2. North Korean hackers are continually finding new ways to steal cryptocurrency from unsuspecting victims. The latest scandal sees the country's hackers chasing the coffers of Bitcoin individuals. The previous tactics of North Korean hackers have targeted institutions such as universities and cryptocurrency exchanges. Analysts claim that Pyongyang is using the method of generating additional income while the country sells international sanctions.

3. The Japanese Financial Services Agency (FSA) is trying to implement a regulatory framework for initial tokens (ICO) offers. According to local sources, the FSA is trying to protect citizens by limiting the amount that can be invested in an ICO. The framework will also require ICOs to also be registered with the agency. While Japan may have granted self-regulatory status to the cryptocurrency industry, this does not prevent the FSA from establishing some of the rules.

4. The Venezuelan president Maduro has done everything that Satoshi Nakamoto said he can not do and has manipulated the price of the country's cryptocurrency, the Petro. Maduro announced that Petro has risen from 3,600 Bolivar sovereigns to 9,000. That said, cryptocurrency is hardly a cryptocurrency, let alone a currency. There is still a wallet to support Petro, and purchases of the currency are issued to buyers with certificates (paper portfolios). It would seem that cryptocurrency is not totally immune to inflation.
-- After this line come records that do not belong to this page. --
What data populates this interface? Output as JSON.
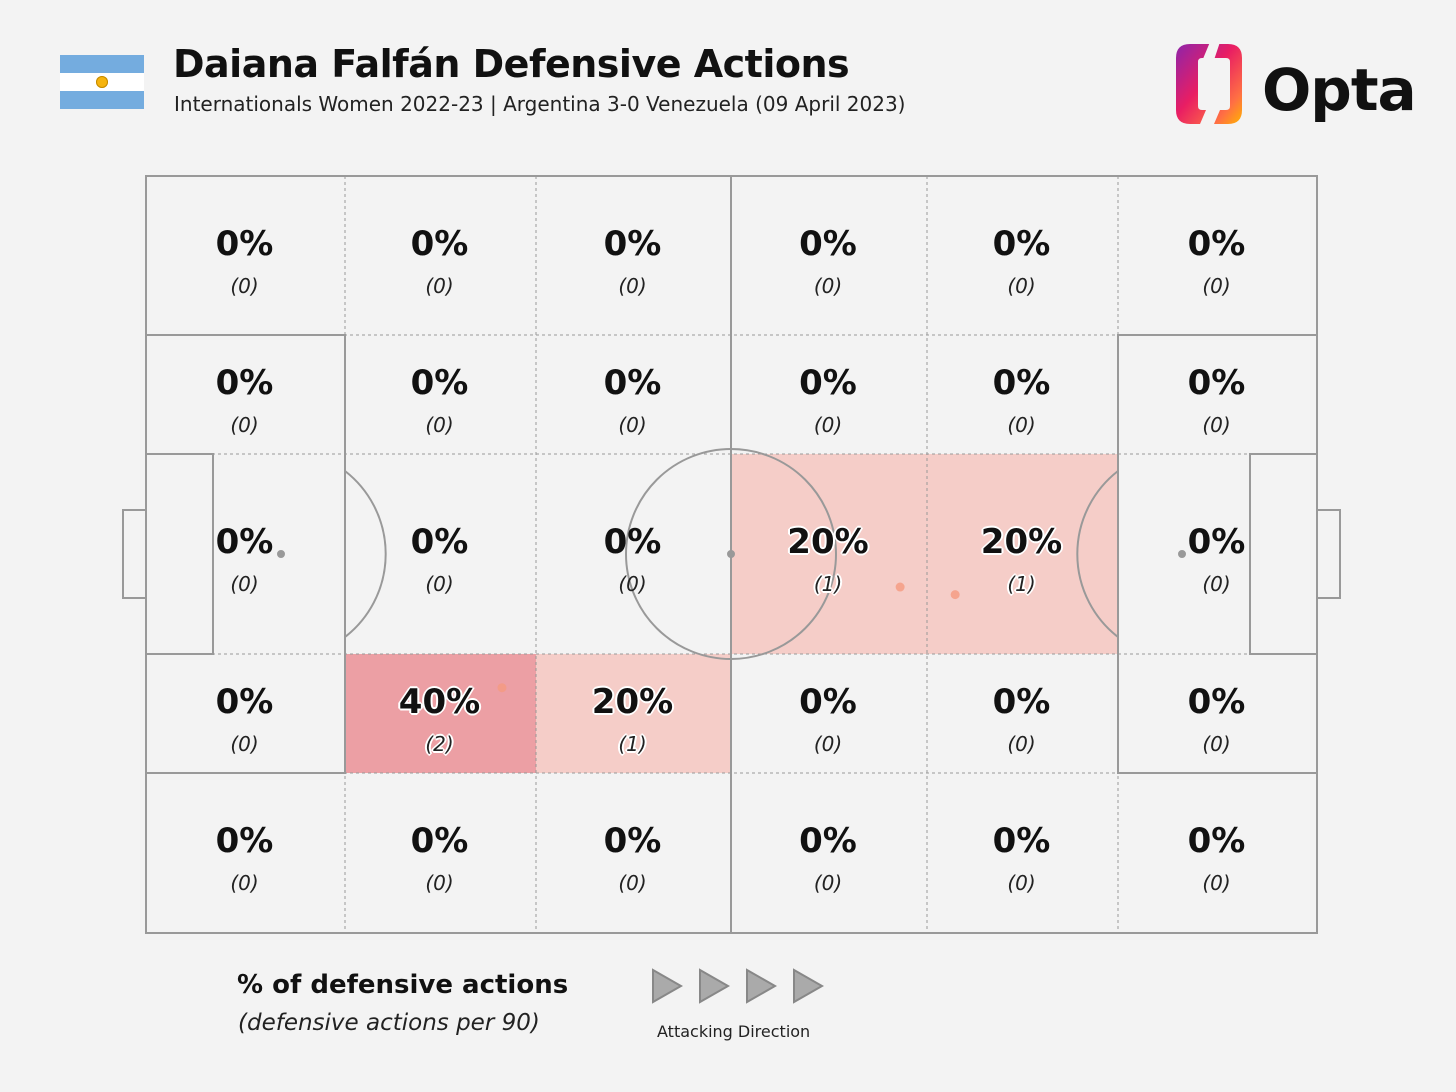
{
  "header": {
    "title": "Daiana Falfán Defensive Actions",
    "subtitle": "Internationals Women 2022-23 | Argentina 3-0 Venezuela (09 April 2023)",
    "brand": "Opta",
    "brand_colors": [
      "#8e24aa",
      "#e91e63",
      "#ff7043",
      "#ffb300"
    ]
  },
  "legend": {
    "title": "% of defensive actions",
    "subtitle": "(defensive actions per 90)",
    "direction_label": "Attacking Direction"
  },
  "chart_data": {
    "type": "heatmap",
    "title": "Daiana Falfán Defensive Actions",
    "zone_columns": 6,
    "zone_rows": 5,
    "attacking_direction": "left-to-right",
    "color_scale": {
      "zero": "#f3f3f3",
      "low": "#f5cdc8",
      "high": "#ec9fa4"
    },
    "zones": [
      [
        {
          "pct": "0%",
          "count": "(0)",
          "value": 0
        },
        {
          "pct": "0%",
          "count": "(0)",
          "value": 0
        },
        {
          "pct": "0%",
          "count": "(0)",
          "value": 0
        },
        {
          "pct": "0%",
          "count": "(0)",
          "value": 0
        },
        {
          "pct": "0%",
          "count": "(0)",
          "value": 0
        },
        {
          "pct": "0%",
          "count": "(0)",
          "value": 0
        }
      ],
      [
        {
          "pct": "0%",
          "count": "(0)",
          "value": 0
        },
        {
          "pct": "0%",
          "count": "(0)",
          "value": 0
        },
        {
          "pct": "0%",
          "count": "(0)",
          "value": 0
        },
        {
          "pct": "0%",
          "count": "(0)",
          "value": 0
        },
        {
          "pct": "0%",
          "count": "(0)",
          "value": 0
        },
        {
          "pct": "0%",
          "count": "(0)",
          "value": 0
        }
      ],
      [
        {
          "pct": "0%",
          "count": "(0)",
          "value": 0
        },
        {
          "pct": "0%",
          "count": "(0)",
          "value": 0
        },
        {
          "pct": "0%",
          "count": "(0)",
          "value": 0
        },
        {
          "pct": "20%",
          "count": "(1)",
          "value": 20
        },
        {
          "pct": "20%",
          "count": "(1)",
          "value": 20
        },
        {
          "pct": "0%",
          "count": "(0)",
          "value": 0
        }
      ],
      [
        {
          "pct": "0%",
          "count": "(0)",
          "value": 0
        },
        {
          "pct": "40%",
          "count": "(2)",
          "value": 40
        },
        {
          "pct": "20%",
          "count": "(1)",
          "value": 20
        },
        {
          "pct": "0%",
          "count": "(0)",
          "value": 0
        },
        {
          "pct": "0%",
          "count": "(0)",
          "value": 0
        },
        {
          "pct": "0%",
          "count": "(0)",
          "value": 0
        }
      ],
      [
        {
          "pct": "0%",
          "count": "(0)",
          "value": 0
        },
        {
          "pct": "0%",
          "count": "(0)",
          "value": 0
        },
        {
          "pct": "0%",
          "count": "(0)",
          "value": 0
        },
        {
          "pct": "0%",
          "count": "(0)",
          "value": 0
        },
        {
          "pct": "0%",
          "count": "(0)",
          "value": 0
        },
        {
          "pct": "0%",
          "count": "(0)",
          "value": 0
        }
      ]
    ],
    "action_points": [
      {
        "x": 64.4,
        "y": 45.7
      },
      {
        "x": 69.1,
        "y": 44.7
      },
      {
        "x": 30.4,
        "y": 32.4
      }
    ],
    "pitch_x_range": [
      0,
      100
    ],
    "pitch_y_range": [
      0,
      100
    ]
  }
}
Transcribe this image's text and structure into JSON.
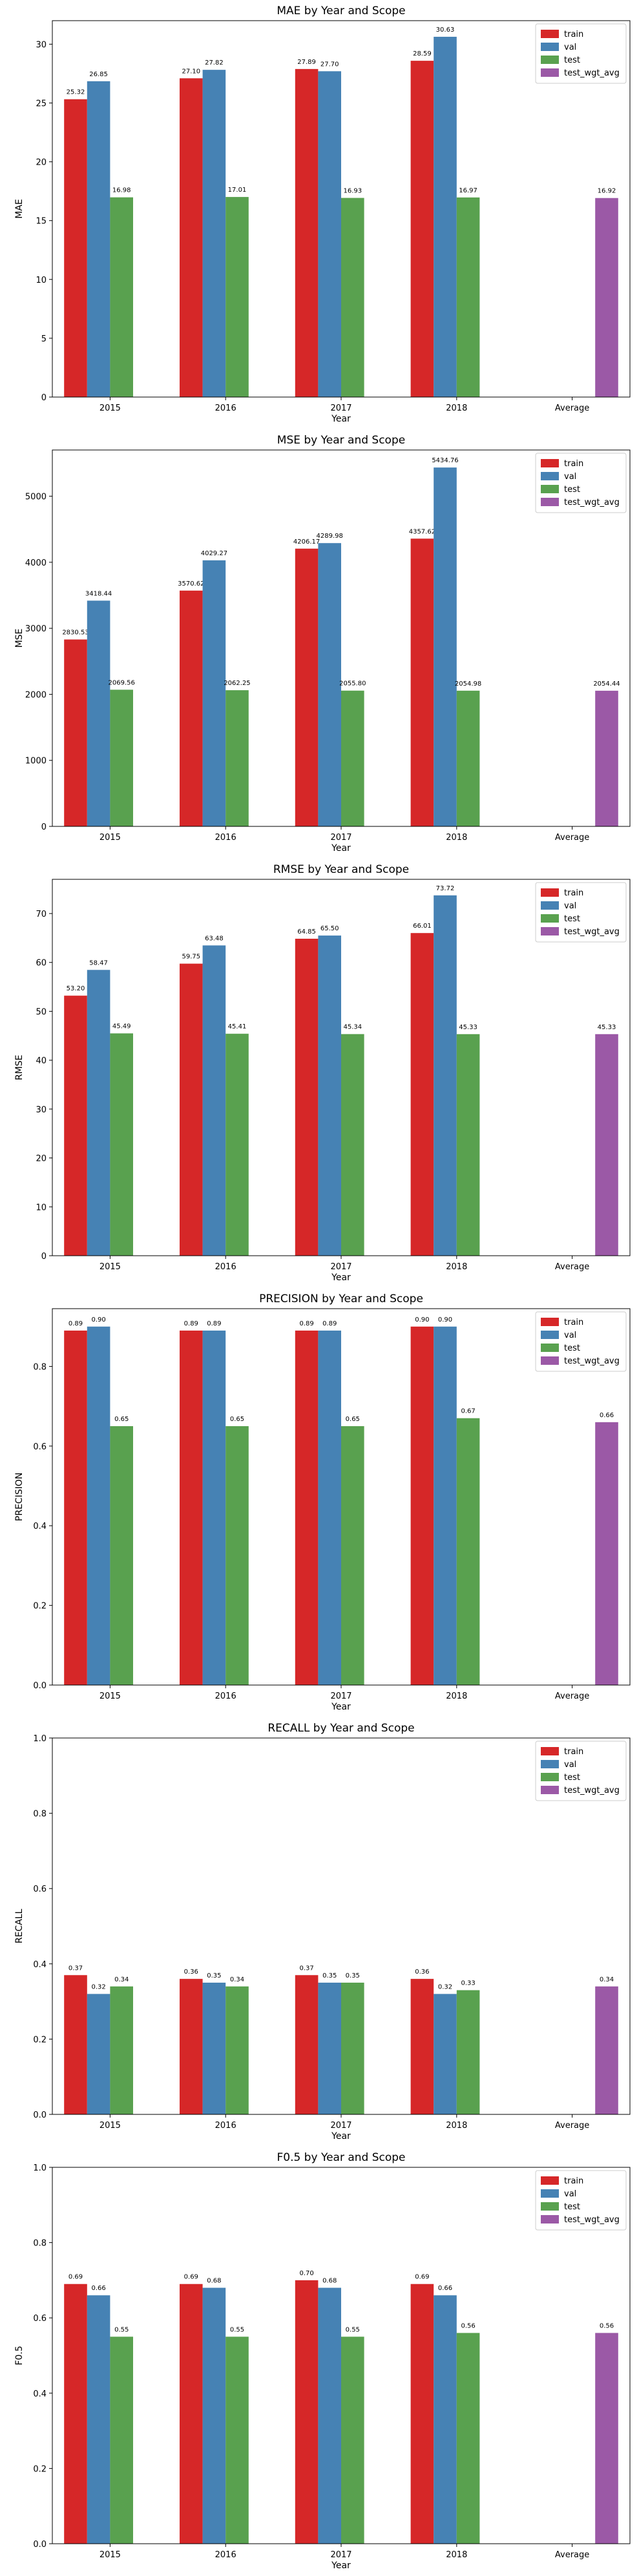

5. The mobile phone maker, Huawei, launched its Blockchain Services (BCS) at the start of this month in a press release published last week. Just like Amazon's recent announcement of its blockchain cloud services, Huawei is claiming that the service will help developers build, deploy and manage blockchain applications. Huawei's system is based on open source blockchain software, Hyperledger Fabric.

Although the cryptocurrency market has had one of the worst weeks this year, governments still want regulation, there are still hackers and there are even more tax talks for cryptocurrencies. Perhaps these are the only things we can be sure of in the future of cryptocurrency.